Die Kostenträgerrechnung ist eine besondere Art der Kalkulation im Rahmen der Kosten- und Leistungsrechnung eines Unternehmens. Die Kostenträgerrechnung steht am Ende der Kostenrechnung und soll die Herkunft der Kosten klären (Wofür sind die Kosten angefallen?) Die zentrale Aufgabe der Kostenträgerrechnung besteht in der Ermittlung der Herstell- und Selbstkosten der Kostenträger.

Die Kostenträgerrechnung erfolgt als:

Kostenträgerstückrechnung:

Hier erfolgt eine Erfassung der angefallenden Kosten pro Kostenträger.

Kostenträgerzeitrechnung:

Sie ermittelt die in einer Abrechnungsperiode angefallenen Kosten. Zu-sammen mit der Erlösträgerzeitrechnung bildet sie die kurzfristige Erfolgsrechnung.

 

Basiskostenträger

Die Basiskostenträger werden für jeden Geschäftsprozess definiert.

Für jede „Geschäftssparte“ muss ein aussagekräftiger auf den Geschäftsprozess zugeschnittener Basiskostenträger gebildet werden, in den die Kosten sauber und eindeutig verrechnet werden können.

Beispiele für  Basiskostenträger:

  • Für den Geschäftsprozess „Variantenprodukte“ sind die Basiskostenträger die jeweiligen Variantenprodukte.
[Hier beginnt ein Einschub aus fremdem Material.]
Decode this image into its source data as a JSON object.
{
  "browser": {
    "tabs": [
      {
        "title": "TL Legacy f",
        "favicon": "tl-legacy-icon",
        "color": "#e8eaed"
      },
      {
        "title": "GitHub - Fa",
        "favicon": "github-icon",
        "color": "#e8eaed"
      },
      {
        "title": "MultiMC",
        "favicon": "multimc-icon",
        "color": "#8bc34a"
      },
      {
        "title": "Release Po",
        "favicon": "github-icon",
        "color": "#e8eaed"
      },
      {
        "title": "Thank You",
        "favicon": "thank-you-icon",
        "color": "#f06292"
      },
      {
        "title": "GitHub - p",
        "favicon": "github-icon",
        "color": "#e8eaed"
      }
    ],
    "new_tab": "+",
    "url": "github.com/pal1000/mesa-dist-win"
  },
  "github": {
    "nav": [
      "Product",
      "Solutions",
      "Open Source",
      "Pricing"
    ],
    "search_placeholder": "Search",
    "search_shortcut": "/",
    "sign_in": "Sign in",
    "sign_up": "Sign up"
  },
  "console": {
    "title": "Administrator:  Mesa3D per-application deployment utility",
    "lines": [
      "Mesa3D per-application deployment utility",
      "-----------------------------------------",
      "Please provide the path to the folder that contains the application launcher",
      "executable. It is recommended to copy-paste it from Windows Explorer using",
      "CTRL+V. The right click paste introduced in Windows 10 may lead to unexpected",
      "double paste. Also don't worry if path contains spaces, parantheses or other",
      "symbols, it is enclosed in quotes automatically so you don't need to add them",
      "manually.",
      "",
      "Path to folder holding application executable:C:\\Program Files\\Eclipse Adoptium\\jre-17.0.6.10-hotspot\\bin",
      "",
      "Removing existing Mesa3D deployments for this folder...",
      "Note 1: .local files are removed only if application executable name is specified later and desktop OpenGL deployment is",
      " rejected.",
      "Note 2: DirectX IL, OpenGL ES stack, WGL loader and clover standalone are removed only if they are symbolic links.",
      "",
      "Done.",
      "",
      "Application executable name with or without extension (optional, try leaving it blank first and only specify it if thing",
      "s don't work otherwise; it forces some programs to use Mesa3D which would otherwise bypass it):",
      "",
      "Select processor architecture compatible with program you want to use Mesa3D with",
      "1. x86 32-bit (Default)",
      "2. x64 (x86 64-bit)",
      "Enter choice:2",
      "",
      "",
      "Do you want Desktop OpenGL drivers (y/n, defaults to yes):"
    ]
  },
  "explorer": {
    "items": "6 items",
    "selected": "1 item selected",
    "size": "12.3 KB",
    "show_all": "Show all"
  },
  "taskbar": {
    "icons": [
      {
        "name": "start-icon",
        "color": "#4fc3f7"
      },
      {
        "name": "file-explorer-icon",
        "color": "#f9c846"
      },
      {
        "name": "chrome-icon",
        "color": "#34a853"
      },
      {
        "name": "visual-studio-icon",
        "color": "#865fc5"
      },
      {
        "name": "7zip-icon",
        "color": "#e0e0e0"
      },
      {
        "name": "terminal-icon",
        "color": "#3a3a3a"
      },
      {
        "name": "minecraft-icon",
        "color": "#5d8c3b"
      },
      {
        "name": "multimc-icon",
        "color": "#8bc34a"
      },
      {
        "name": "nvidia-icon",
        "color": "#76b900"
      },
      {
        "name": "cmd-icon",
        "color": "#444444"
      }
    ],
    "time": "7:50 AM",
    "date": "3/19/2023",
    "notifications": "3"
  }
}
Bei den Variantenprodukten ist zu beachten, dass technologisch ähnlich aufgebaute Produkte mit weitestgehend ähnlichem Wertumfang jeweils einen Kostenträger bilden.
  • Für den Geschäftsprozess „Projekte“ sind die Basiskostenträger die Projekte/Aufträge. Der Nummernkreis der Basiskostenträger ist aus der Auftragsnummer abzuleiten.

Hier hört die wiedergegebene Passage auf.